Alcuni semplici problemi morali per esercitare a casa il relativismo. Se non sei povero devi comprare un biglietto della lotteria per vincerla o solo per aumentare il montepremi? Se vinci devi rinunciare ai soldi, donarli a un povero che conosci di persona, donarli a un povero a caso? Se vince un ricco e se li tiene andrebbe punito? Se li usa per curare una malattia grave sua? Di sua moglie?
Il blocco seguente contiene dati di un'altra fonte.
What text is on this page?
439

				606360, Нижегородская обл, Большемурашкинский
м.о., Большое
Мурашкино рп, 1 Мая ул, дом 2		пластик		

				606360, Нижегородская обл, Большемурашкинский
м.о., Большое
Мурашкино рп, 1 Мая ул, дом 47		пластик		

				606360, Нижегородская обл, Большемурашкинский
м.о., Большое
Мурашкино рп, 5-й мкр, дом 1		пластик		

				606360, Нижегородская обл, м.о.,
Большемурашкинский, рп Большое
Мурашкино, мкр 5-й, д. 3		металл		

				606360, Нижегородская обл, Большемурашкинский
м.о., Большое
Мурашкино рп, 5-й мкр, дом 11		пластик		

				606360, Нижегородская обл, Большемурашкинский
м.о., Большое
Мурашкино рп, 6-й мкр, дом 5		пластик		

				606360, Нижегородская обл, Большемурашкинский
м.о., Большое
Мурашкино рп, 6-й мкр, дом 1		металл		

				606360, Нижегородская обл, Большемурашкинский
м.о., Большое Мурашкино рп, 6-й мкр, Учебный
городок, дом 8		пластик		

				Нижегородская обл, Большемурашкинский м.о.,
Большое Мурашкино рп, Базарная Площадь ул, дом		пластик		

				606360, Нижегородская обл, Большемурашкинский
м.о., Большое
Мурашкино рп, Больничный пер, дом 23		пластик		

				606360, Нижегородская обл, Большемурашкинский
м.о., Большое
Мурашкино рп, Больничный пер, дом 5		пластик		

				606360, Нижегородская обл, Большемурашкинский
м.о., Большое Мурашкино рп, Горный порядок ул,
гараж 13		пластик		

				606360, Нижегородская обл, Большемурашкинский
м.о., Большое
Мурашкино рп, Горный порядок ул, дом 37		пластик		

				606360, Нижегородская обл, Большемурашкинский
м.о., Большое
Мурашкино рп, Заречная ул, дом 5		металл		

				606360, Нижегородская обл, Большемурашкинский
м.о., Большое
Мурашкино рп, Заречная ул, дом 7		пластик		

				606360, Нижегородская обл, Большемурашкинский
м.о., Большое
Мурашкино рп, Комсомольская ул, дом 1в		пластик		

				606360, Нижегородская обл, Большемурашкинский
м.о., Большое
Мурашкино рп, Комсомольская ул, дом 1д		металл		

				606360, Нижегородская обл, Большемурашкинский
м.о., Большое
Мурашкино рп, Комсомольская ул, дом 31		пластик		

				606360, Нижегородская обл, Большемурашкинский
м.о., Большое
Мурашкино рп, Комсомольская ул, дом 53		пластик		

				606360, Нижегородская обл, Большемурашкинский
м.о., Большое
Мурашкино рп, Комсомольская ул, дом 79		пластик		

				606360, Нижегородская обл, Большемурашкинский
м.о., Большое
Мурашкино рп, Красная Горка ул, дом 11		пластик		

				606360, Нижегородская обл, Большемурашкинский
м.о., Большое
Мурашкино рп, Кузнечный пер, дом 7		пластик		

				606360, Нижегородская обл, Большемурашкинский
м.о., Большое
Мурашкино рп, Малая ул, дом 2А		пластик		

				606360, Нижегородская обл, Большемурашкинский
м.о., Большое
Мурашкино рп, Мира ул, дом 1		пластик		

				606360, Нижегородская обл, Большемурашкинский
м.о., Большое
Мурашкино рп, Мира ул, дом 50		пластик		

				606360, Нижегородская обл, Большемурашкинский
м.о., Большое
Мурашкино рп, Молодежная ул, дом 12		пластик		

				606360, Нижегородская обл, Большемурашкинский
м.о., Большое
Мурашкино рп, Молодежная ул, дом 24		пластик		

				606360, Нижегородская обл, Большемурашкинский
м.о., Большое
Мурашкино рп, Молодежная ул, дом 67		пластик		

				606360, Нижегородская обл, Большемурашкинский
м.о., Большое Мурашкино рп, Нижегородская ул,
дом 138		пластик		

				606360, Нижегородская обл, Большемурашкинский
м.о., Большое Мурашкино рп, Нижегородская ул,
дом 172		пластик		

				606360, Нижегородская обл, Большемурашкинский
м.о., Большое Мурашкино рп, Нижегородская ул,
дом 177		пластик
Di un parente di quinto grado molto cattivo che sta nella stessa stanza di una bambina molto brava che in futuro potrebbe diventare Madre Teresa oppure presidente di uno stato che bombarderà uno stato nemico uccidendo milioni di persone? Se vedi passare per strada un ricco che non ha comprato biglietti della lotteria pensi che sia egoista per non aver contribuito al montepremi o che sia altruista per aver lasciato più possibilità ai poveri? Se è povero e l'ha comprato pensi che sia egoista per aver buttato soldi coltivando sogni di ricchezza al posto di nutrire i figli o che sia altruista dando una possibilità di benessere alla propria famiglia? Se l'autorità prende i soldi di chi è sterile per darlo a chi ha figli è giusto? Se li prende a chi lavora per darli ai disoccupati? In ipotesi di terribile carestia si deve far vivere i più giovani, i più forti, i più ricchi, i più intelligenti, i più buoni, le donne, come si decide chi va lasciato morire di fame per consentire la sopravvivenza degli altri? Decidiamo a caso? A maggioranza? Se ti dicono che la ragione dice che è il tuo di figlio che deve morire al fine di ottenere il risultato migliore, il risultato accettabile dalla maggioranza, il risultato che ci permette di affermare che le regole condivise sono state rispettate, tu che rispondi, mettetelo in croce? Non esiste un concetto di bene (e quindi di male) senza un'autorità riconosciuta come fonte di legittimazione del potere di esercitare la giustizia. Ma quale potere? Quale giustizia? Quale bene, quale male, quale ragione? La risposta è che nella realtà non esiste e non può esistere, o se preferite una citazione è che il suo regno non è di questo mondo.